Ad-Express and Daily Iowegian, Centerville, IA

CNHI/Southeast Iowa

March 18, 2013

Blues for Food brings joy to Osky

OSKALOOSA — George Daily Community Auditorium ignited with the pronounced passion of blues music Friday night.

Oskaloosa Community Theatre hosted the first-ever Blues for Food, which featured local guitar-slingers Jared Boisen, Bob Ballard and Justin Kesterson. They were joined on stage by keyboard player Anita Mienert, bass guitarist Charles Hixenbaugh, percussionist Rick Vogel and Iowa Rock n’ Roll Music Association’s Hall of Fame inductee and drummer Eric Boetger Sr.

Those bringing food items for The Ecumenical Cupboard received a discount on their ticket price. Around 130 food items were donated Friday.

After only a handful of rehearsals, these musicians took to the stage and knocked out blues numbers including ZZ Top’s “Jesus Left Chicago” and Stevie Ray Vaughan’s “Pride and Joy.”

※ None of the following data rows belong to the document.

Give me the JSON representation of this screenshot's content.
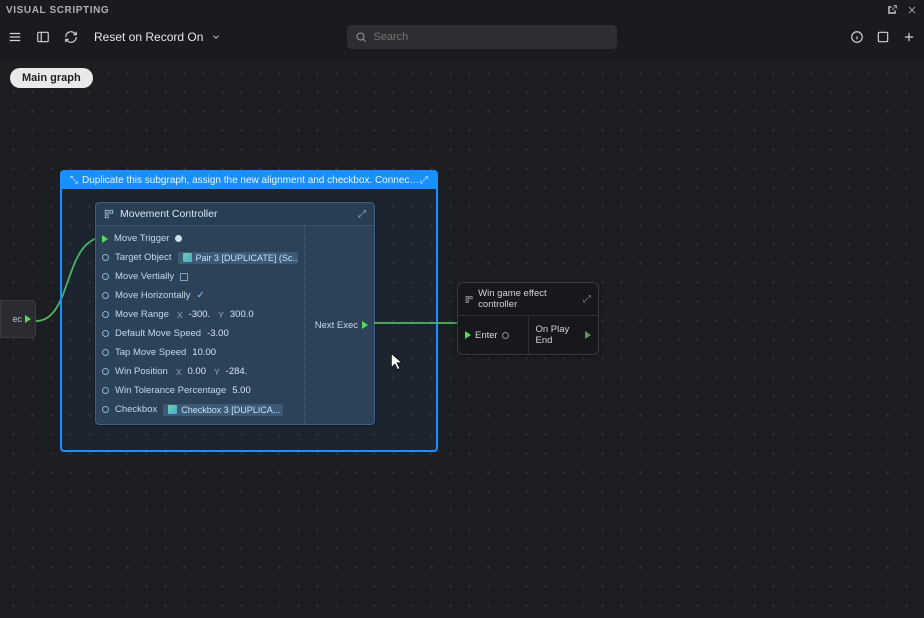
{
  "titlebar": {
    "title": "VISUAL SCRIPTING"
  },
  "toolbar": {
    "reset_label": "Reset on Record On",
    "search_placeholder": "Search"
  },
  "breadcrumb": {
    "main": "Main graph"
  },
  "blue_box": {
    "caption": "Duplicate this subgraph, assign the new alignment and checkbox. Connect in order and before the \"..."
  },
  "movement_node": {
    "title": "Movement Controller",
    "exec_in": "Move Trigger",
    "target_label": "Target Object",
    "target_chip": "Pair 3  [DUPLICATE] (Sc...",
    "move_vert": "Move Vertially",
    "move_horiz": "Move Horizontally",
    "range_label": "Move Range",
    "range_x": "-300.",
    "range_y": "300.0",
    "default_speed_label": "Default Move Speed",
    "default_speed": "-3.00",
    "tap_speed_label": "Tap Move Speed",
    "tap_speed": "10.00",
    "win_pos_label": "Win Position",
    "win_pos_x": "0.00",
    "win_pos_y": "-284.",
    "win_tol_label": "Win Tolerance Percentage",
    "win_tol": "5.00",
    "checkbox_label": "Checkbox",
    "checkbox_chip": "Checkbox 3 [DUPLICA...",
    "exec_out": "Next Exec"
  },
  "off_left": {
    "label": "ec"
  },
  "win_node": {
    "title": "Win game effect controller",
    "enter": "Enter",
    "on_play_end": "On Play End"
  }
}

Every musician has their start somewhere.

Boisen said he first picked up the guitar around 20 years ago. When asked what inspired him to pick up the guitar, Boisen’s answer was straight to the point.

“Girls,” said Boisen.

Kesterson has been playing the guitar for about 16 years now, he said. At Friday’s gig, Kesterson offered up both acoustic and electric blues guitar flavors.

“I just happened to have a buddy give me an acoustic guitar and I caught on rather quickly,” recalled Kesterson. “So, I’ve just been playing ever since, man. I can’t stop.”

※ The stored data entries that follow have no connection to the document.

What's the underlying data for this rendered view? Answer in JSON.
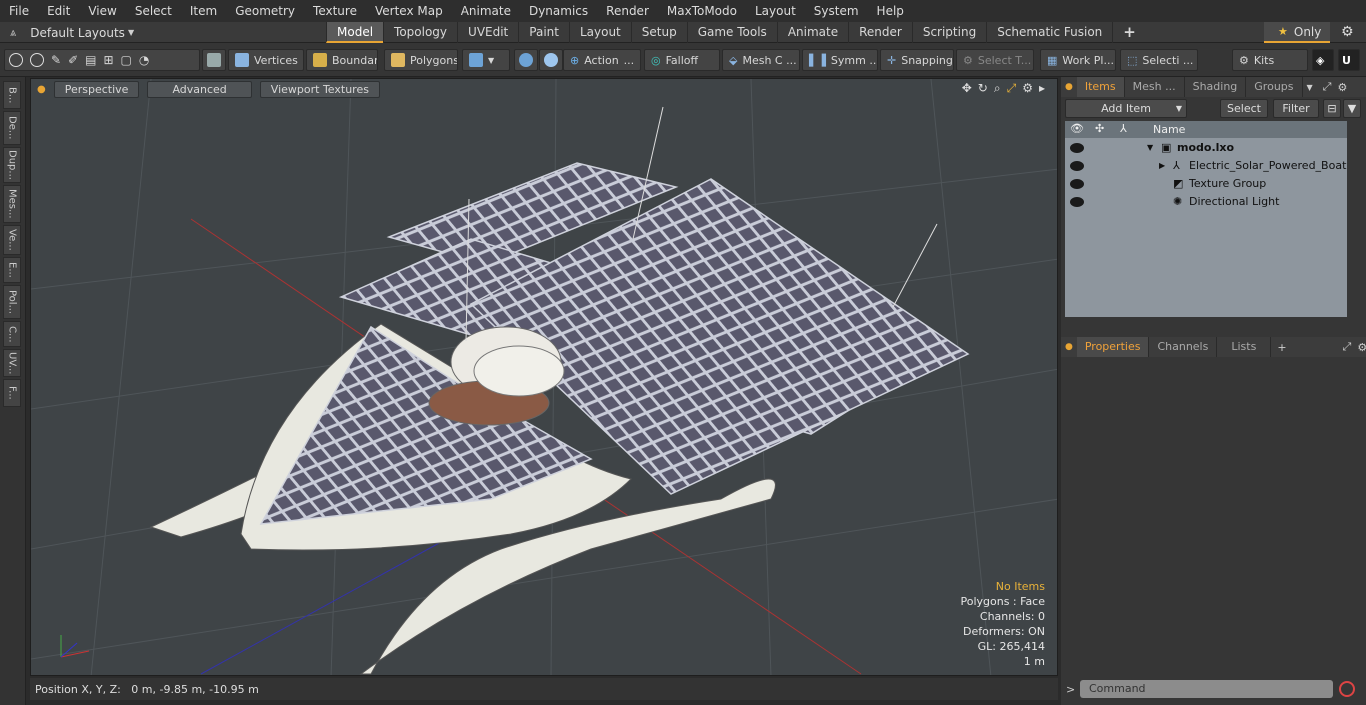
{
  "menu": [
    "File",
    "Edit",
    "View",
    "Select",
    "Item",
    "Geometry",
    "Texture",
    "Vertex Map",
    "Animate",
    "Dynamics",
    "Render",
    "MaxToModo",
    "Layout",
    "System",
    "Help"
  ],
  "layouts_label": "Default Layouts",
  "tabs": [
    "Model",
    "Topology",
    "UVEdit",
    "Paint",
    "Layout",
    "Setup",
    "Game Tools",
    "Animate",
    "Render",
    "Scripting",
    "Schematic Fusion"
  ],
  "only_label": "Only",
  "toolbar": {
    "vertices": "Vertices",
    "boundary": "Boundary",
    "polygons": "Polygons",
    "action": "Action",
    "falloff": "Falloff",
    "mesh": "Mesh C ...",
    "symm": "Symm ...",
    "snapping": "Snapping",
    "select_t": "Select T...",
    "workpl": "Work Pl...",
    "selecti": "Selecti ...",
    "kits": "Kits"
  },
  "left_tabs": [
    "B...",
    "De...",
    "Dup...",
    "Mes...",
    "Ve...",
    "E...",
    "Pol...",
    "C...",
    "UV...",
    "F..."
  ],
  "viewport": {
    "perspective": "Perspective",
    "advanced": "Advanced",
    "textures": "Viewport Textures"
  },
  "stats": {
    "no_items": "No Items",
    "polygons": "Polygons : Face",
    "channels": "Channels: 0",
    "deformers": "Deformers: ON",
    "gl": "GL: 265,414",
    "unit": "1 m"
  },
  "status": "Position X, Y, Z:   0 m, -9.85 m, -10.95 m",
  "panel": {
    "tabs": [
      "Items",
      "Mesh ...",
      "Shading",
      "Groups"
    ],
    "add_item": "Add Item",
    "select": "Select",
    "filter": "Filter",
    "name_col": "Name",
    "items": [
      "modo.lxo",
      "Electric_Solar_Powered_Boat ...",
      "Texture Group",
      "Directional Light"
    ],
    "prop_tabs": [
      "Properties",
      "Channels",
      "Lists"
    ]
  },
  "command_placeholder": "Command"
}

Ballard said his history with the guitar stretches back approximately 35 years. He pointed to the fact that his father was a musician who taught him a lot about playing music.

“He taught me and I later kind of gravitated to rock and blues,” Ballard said.

Boisen said when he first began playing the guitar, it was more rock oriented. He later started learning some blues techniques from a friend around the age of 18. Ballard noted that he’s been playing blues for about the past 25 years, while Kesterson said he’s been playing in the style since he first began playing the guitar.

Blues music isn’t all about being sad and depressed, noted Ballard.

“It chases away the blues a lot of the time,” Ballard said.

Kesterson explained that the term “blues” is simply a label for a certain style of music. He said there are different feelings and emotions one can get from both listening to and playing different blues songs.

Boisen agreed.

“It’s a feeling that you get,” said Boisen.

The influence of blues can be found in numerous other styles of music. Boisen said you can hear blues influences in rock and country music, for example.

“Blues is pretty much the foundation of where our music comes from,” said Boisen. “They incorporate blues in to almost everything you hear out there today.”

Kesterson said most of the rock n’ roll that is beloved by many is, in fact, blues based.

Every artist has their influences. Boisen, Ballard and Kesterson are no different in that regard.

Boisen pointed to the late blues guitar legends Stevie Ray Vaughan and Jeff Healey as personal influences. He also noted that guitarist Zakk Wylde of Black Label Society and formerly of Ozzy Osbourne’s band has been influential to his playing.

Stevie Ray Vaughan’s influence on Kesterson runs deep. He said SRV’s music is one of the reasons why he started playing the guitar. Another notable influence on Kesterson’s playing is Johnny Lang.

Ballard is also a big fan of SRV. He also pointed to blues artists from earlier eras in the genre’s history like Hound Dog Taylor, John Lee Hooker, Buddy Guy, Albert Collins and Willie Dixon as influences

“I like a lot of the old stuff,” Ballard said.